The contact will begin getting lessons the following Monday morning. If it is Friday and after 7pm, the contact missed registration for next week’s class. They’ll get the pump up email the following Friday early morning, and lessons the Monday after that. It was impossible for me to automate this with MailChimp.

When I run a webinar, I do not wish to send out the same email to everyone on my list. I want to send them the appropriate email for their level of engagement – Barry Moore Active Campaign Podcast. Barry Moore Active Campaign Podcast. Here’s the automation I use to promote an evergreen webinar: First it validates that they have not already purchased the item I pitch in the webinar.

Barry Moore Active Campaign Podcast

Then it sends out a series of emails to get them thinking about the webinar, and to motivate them to register. If they sign up, they instantly struck the “Goal” towards the end of the webinar, and the automation ends. If they don’t sign up, they get contributed to an automation promoting a rebroadcast of the webinar. Barry Moore Active Campaign Podcast.
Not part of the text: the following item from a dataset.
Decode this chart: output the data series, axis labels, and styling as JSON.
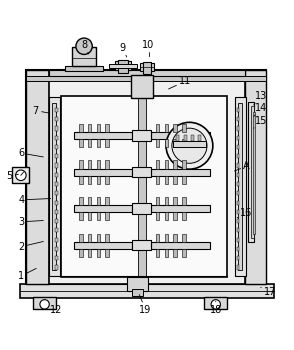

This allows me to customize my messaging, in other automations, based upon the contact’s engagement with the webinar. Here’s the WebinarJam combination panel: I can add tags based upon whether the contact registered, attended, missed out on, or based upon for how long they remained in the webinar. These tags can then trigger automations within ActiveCampaign.

It costs me cash, and it makes it most likely that my e-mails go to spam or Gmail’s promotions tab. People who do not open my emails make it harder for other emails to get to individuals who actually desire them! The “Pro” plan of ActiveCampaign has lead scoring integrated in.

Barry Moore Active Campaign Podcast

Here’s an automation I obtained from ActiveCampaign’s library of automations, which I utilize to tell which contacts aren’t engaging with my emails. When a contact subscribes, this automation includes a “0 days” tag. As time passes, it includes brand-new tags for 7 days, 1 month, 60 days, etc Each time they open an email, a different automation removes them from this automation, gets rid of all of those tags, and starts this automation over once again.

This automation can be overwhelming in the beginning, and this is one of those cases where I want ActiveCampaign had a more out-of-the-box option. But, because you can do anything with ActiveCampaign, often you have to construct things from scratch. ActiveCampaign has an option to delete non-active customers, which I do not recommend.

Some subscribers do not have tracking turned on, so their opens aren’t tape-recorded. Others still desire to be subscribed however have been busy. Here’s my reactivation series: I send out one email asking if they still desire to be subscribed, and briefly describing why I keep my e-mail list tidy. In one week, I send them another e-mail (if they already clicked the verification link in the previous email, they have actually already been removed from the automation using a different automation) – Barry Moore Active Campaign Podcast.

Barry Moore Active Campaign Podcast

Barry Moore Active Campaign PodcastBarry Moore Active Campaign Podcast

The automation then unsubscribes them. My e-mails also have a link to a form where they can enter their e-mail address to let me understand that they don’t have tracking allowed. This form includes a tag that I utilize to filter those contacts out. Barry Moore Active Campaign Podcast. I used to include this tag when they clicked on a link, but when people don’t have tracking on, it makes those links not work so reliably! I only send a simple “do you still want my emails?” confirmation.